Adaptimmune Therapeutics, a biopharmaceutical company with U.S. operations in Philadelphia, said Tuesday that the Food and Drug Administration has granted "breakthrough therapy designation" for its TCR engineered T-cell therapy to treat cancer.

The company said the designation, intended to expedite the development and review of drugs for serious or life-threatening conditions, is based on results of a Phase 1/2 trial in patients with metastatic or recurrent synovial sarcoma who received prior chemotherapy.
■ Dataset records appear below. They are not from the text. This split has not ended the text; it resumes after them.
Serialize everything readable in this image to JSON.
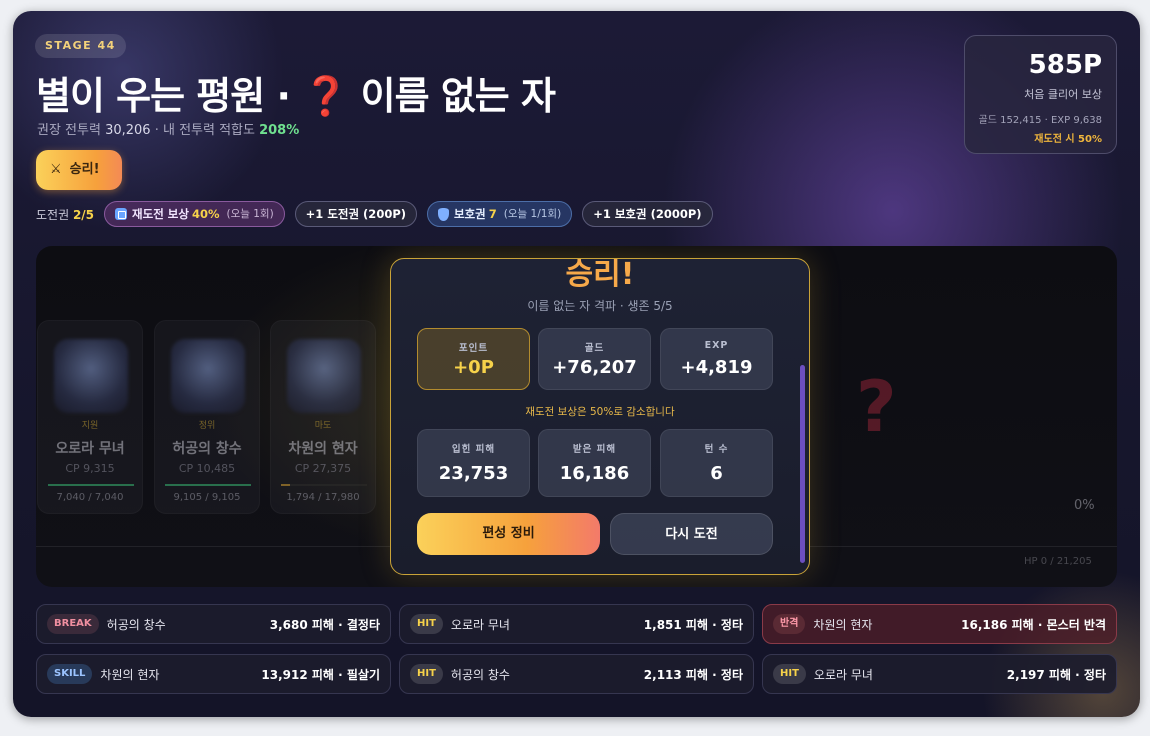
{
  "header": {
    "stage": "STAGE 44",
    "title_main": "별이 우는 평원 · ",
    "title_mark": "❓",
    "title_boss": " 이름 없는 자",
    "sub_prefix": "권장 전투력 ",
    "sub_power": "30,206",
    "sub_mid": " · 내 전투력 적합도 ",
    "sub_pct": "208%",
    "win_label": "승리!",
    "win_icon": "⚔"
  },
  "chips": {
    "tickets_label": "도전권 ",
    "tickets_value": "2/5",
    "retry_label": "재도전 보상",
    "retry_value": "40%",
    "retry_sub": "(오늘 1회)",
    "buy_ticket": "+1 도전권 (200P)",
    "shield_label": "보호권",
    "shield_value": "7",
    "shield_sub": "(오늘 1/1회)",
    "buy_shield": "+1 보호권 (2000P)"
  },
  "reward": {
    "points": "585P",
    "first_clear": "처음 클리어 보상",
    "detail": "골드 152,415 · EXP 9,638",
    "retry_note": "재도전 시 50%"
  },
  "units": [
    {
      "role": "지원",
      "name": "오로라 무녀",
      "cp": "CP 9,315",
      "hp": "7,040 / 7,040",
      "hp_frac": 1.0
    },
    {
      "role": "정위",
      "name": "허공의 창수",
      "cp": "CP 10,485",
      "hp": "9,105 / 9,105",
      "hp_frac": 1.0
    },
    {
      "role": "마도",
      "name": "차원의 현자",
      "cp": "CP 27,375",
      "hp": "1,794 / 17,980",
      "hp_frac": 0.1
    }
  ],
  "boss": {
    "pct": "0%",
    "hp": "HP 0 / 21,205"
  },
  "result": {
    "title": "승리!",
    "subtitle": "이름 없는 자 격파 · 생존 5/5",
    "stats_top": [
      {
        "label": "포인트",
        "value": "+0P"
      },
      {
        "label": "골드",
        "value": "+76,207"
      },
      {
        "label": "EXP",
        "value": "+4,819"
      }
    ],
    "note": "재도전 보상은 50%로 감소합니다",
    "stats_bottom": [
      {
        "label": "입힌 피해",
        "value": "23,753"
      },
      {
        "label": "받은 피해",
        "value": "16,186"
      },
      {
        "label": "턴 수",
        "value": "6"
      }
    ],
    "btn_primary": "편성 정비",
    "btn_secondary": "다시 도전"
  },
  "log": [
    {
      "tag": "BREAK",
      "who": "허공의 창수",
      "dmg": "3,680 피해 · 결정타"
    },
    {
      "tag": "HIT",
      "who": "오로라 무녀",
      "dmg": "1,851 피해 · 정타"
    },
    {
      "tag": "반격",
      "who": "차원의 현자",
      "dmg": "16,186 피해 · 몬스터 반격"
    },
    {
      "tag": "SKILL",
      "who": "차원의 현자",
      "dmg": "13,912 피해 · 필살기"
    },
    {
      "tag": "HIT",
      "who": "허공의 창수",
      "dmg": "2,113 피해 · 정타"
    },
    {
      "tag": "HIT",
      "who": "오로라 무녀",
      "dmg": "2,197 피해 · 정타"
    }
  ]
}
Synovial sarcoma is a cancer of the connective tissue around joints.

Sixty percent of the 10 patients receiving the target dose of cells responded, and there was a 50 percent overall response rate in 12 patients receiving any dose of cells, the company said.
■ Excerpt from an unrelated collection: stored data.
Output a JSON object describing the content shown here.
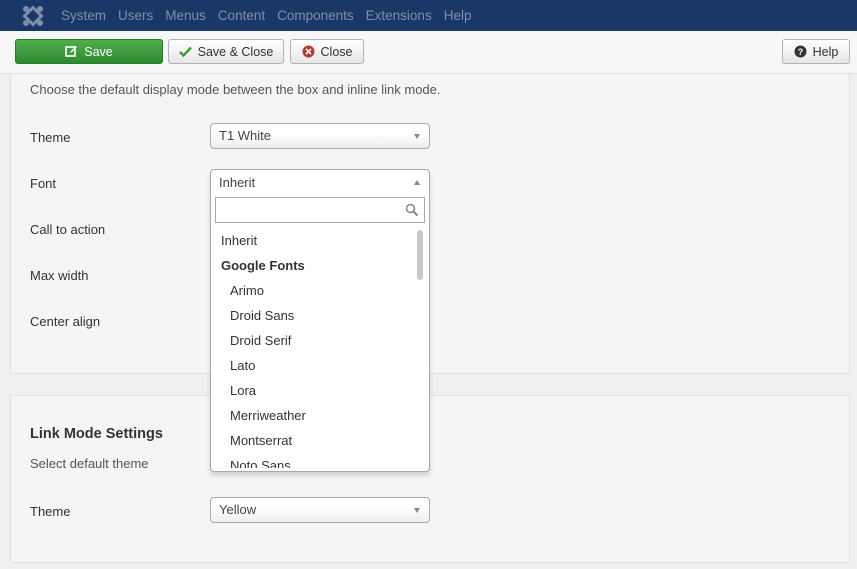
{
  "nav": {
    "menu": [
      "System",
      "Users",
      "Menus",
      "Content",
      "Components",
      "Extensions",
      "Help"
    ]
  },
  "toolbar": {
    "save": "Save",
    "save_close": "Save & Close",
    "close": "Close",
    "help": "Help"
  },
  "box_settings": {
    "description": "Choose the default display mode between the box and inline link mode.",
    "theme_label": "Theme",
    "theme_value": "T1 White",
    "font_label": "Font",
    "font_value": "Inherit",
    "cta_label": "Call to action",
    "maxwidth_label": "Max width",
    "center_label": "Center align"
  },
  "font_dropdown": {
    "search_placeholder": "",
    "options": [
      {
        "label": "Inherit",
        "kind": "option"
      },
      {
        "label": "Google Fonts",
        "kind": "group"
      },
      {
        "label": "Arimo",
        "kind": "sub"
      },
      {
        "label": "Droid Sans",
        "kind": "sub"
      },
      {
        "label": "Droid Serif",
        "kind": "sub"
      },
      {
        "label": "Lato",
        "kind": "sub"
      },
      {
        "label": "Lora",
        "kind": "sub"
      },
      {
        "label": "Merriweather",
        "kind": "sub"
      },
      {
        "label": "Montserrat",
        "kind": "sub"
      },
      {
        "label": "Noto Sans",
        "kind": "sub"
      }
    ]
  },
  "link_mode": {
    "heading": "Link Mode Settings",
    "description": "Select default theme",
    "theme_label": "Theme",
    "theme_value": "Yellow"
  },
  "colors": {
    "nav_bg": "#1a3867",
    "save_green": "#3d9b3c",
    "close_red": "#b73a2c"
  }
}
Studies are also in progress with the T-cell therapy to treat myeloma, melanoma, ovarian cancer, and non-small cell lung cancer, the most prevalent type of lung cancer.

Established in 2008, Adaptimmune aims to utilize the body's own machinery - the T-cell - to target and destroy cancer cells by using engineered T-cell receptors (TCRs) as a means of strengthening natural patient T-cell responses, the company said.

Adaptimmune, which has a collaboration and licensing agreement with GlaxoSmithKline to expedite development and commercialization of the treatment, is building a 47,400-square-foot facility at the Navy Yard in South Philadelphia, which is expected to be completed in late 2016, to accommodate a manufacturing plant and its U.S. headquarters.

Adaptimmune, which has more than 200 employees, is based in Oxford, England.

"We are pleased that the FDA has granted breakthrough therapy designation for our T-cell therapy in synovial sarcoma, recognizing both the unmet need for patients suffering from this disease as well as the promise of these early data," said Rafael Amado, Adaptimmune's chief medical officer. "We look forward to working closely with the FDA to expedite the clinical development of this therapeutic candidate."


About the Designation

A breakthrough therapy is a drug:

Intended alone or in combination with one or more other drugs to treat a serious or life-threatening disease or condition and

Preliminary clinical evidence indicates that the drug may demonstrate substantial improvement over existing therapies on one or more clinically significant end points, such as substantial treatment effects observed early in clinical development.

Procedure: All requests for breakthrough therapy designation will be reviewed within 60 days of receipt, and the FDA will either grant or deny the request.

Once a drug is designated as breakthrough therapy, the FDA will expedite the development and review of that drug.